Uwaga na śródlądziu! Początek sezonu, a utrudnień nie brakuje
Na początku sezonu żeglarskiego 2018 okazało się, że na polskich drogach śródlądowych pojawiło się kilka nowych utrudnień nawigacyjnych oraz budzących niepokój żeglarzy zapowiedzi regulacji prawnych. Oto informacje o nich z końca maja br.
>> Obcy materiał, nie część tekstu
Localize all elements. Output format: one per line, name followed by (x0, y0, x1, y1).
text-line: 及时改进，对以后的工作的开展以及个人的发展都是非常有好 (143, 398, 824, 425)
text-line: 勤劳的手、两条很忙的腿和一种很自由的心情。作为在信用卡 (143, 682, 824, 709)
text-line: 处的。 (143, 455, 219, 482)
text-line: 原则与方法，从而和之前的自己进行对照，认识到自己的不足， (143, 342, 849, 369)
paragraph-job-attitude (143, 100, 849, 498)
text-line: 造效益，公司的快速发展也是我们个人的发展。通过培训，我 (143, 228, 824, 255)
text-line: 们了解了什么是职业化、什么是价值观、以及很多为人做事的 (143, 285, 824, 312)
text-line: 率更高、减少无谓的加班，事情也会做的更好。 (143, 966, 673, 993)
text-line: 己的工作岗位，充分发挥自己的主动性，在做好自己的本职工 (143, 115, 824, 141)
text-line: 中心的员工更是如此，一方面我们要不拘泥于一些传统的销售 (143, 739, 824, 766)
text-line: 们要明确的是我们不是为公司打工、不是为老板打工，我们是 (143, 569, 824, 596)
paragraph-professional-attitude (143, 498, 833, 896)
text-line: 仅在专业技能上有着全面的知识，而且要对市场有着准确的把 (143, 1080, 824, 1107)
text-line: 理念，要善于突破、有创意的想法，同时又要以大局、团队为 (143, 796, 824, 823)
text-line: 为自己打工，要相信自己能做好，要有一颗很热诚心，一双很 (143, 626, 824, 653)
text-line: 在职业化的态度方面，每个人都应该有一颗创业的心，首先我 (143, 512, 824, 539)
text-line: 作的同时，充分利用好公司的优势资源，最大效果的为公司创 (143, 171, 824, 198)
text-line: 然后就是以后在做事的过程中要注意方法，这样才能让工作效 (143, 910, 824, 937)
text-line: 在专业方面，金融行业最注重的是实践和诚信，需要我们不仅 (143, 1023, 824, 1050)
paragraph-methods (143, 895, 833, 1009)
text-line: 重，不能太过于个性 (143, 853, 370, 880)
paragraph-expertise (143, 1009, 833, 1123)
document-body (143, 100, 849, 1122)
Wprawdzie jachty coraz rzadziej docierają na Mazury rzekami, Narwią i Pisą, ale wciąż zdarzają się tacy, którzy nadal wybierają tę drogę. Nic w tym dziwnego. Wyprawa rzekami na Mazury dostarcza wielu pozytywnych wrażeń. To kilka ciekawych dni kiedy obcujemy z piękną i często dziką, dopiero budzącą się do życia przyrodą. Niestety, tej wiosny pojawiło się poważne utrudnienie na owej drodze.
Na Narwi
... w Ostrołęce, przy lokalnej elektrociepłowni od kilku lat istniała zwężka nurtu rzeki. Wykonano ją kilka lat temu ograniczając szerokość koryta do 30 m po to, by nieco spiętrzyć Narew, tak aby podczas letniej suszy elektrociepłownia mogła bez przeszkód pobierać wodę z rzeki. Zwężenie koryta powodowało przyspieszenie nurtu na odcinku rzędu 20 - 30 m, przez co pokonanie tego odcinka pod prąd wymagało zwiększenia obrotów silnika. Jeszcze w 2017 r. udawało się tamtędy przepłynąć bez większych problemów. W tym roku jest znacznie gorzej. Doświadczyli tego ci żeglarze, którzy postanowili wiosną popłynąć rzekami na Wielkie Jeziora Mazurskie.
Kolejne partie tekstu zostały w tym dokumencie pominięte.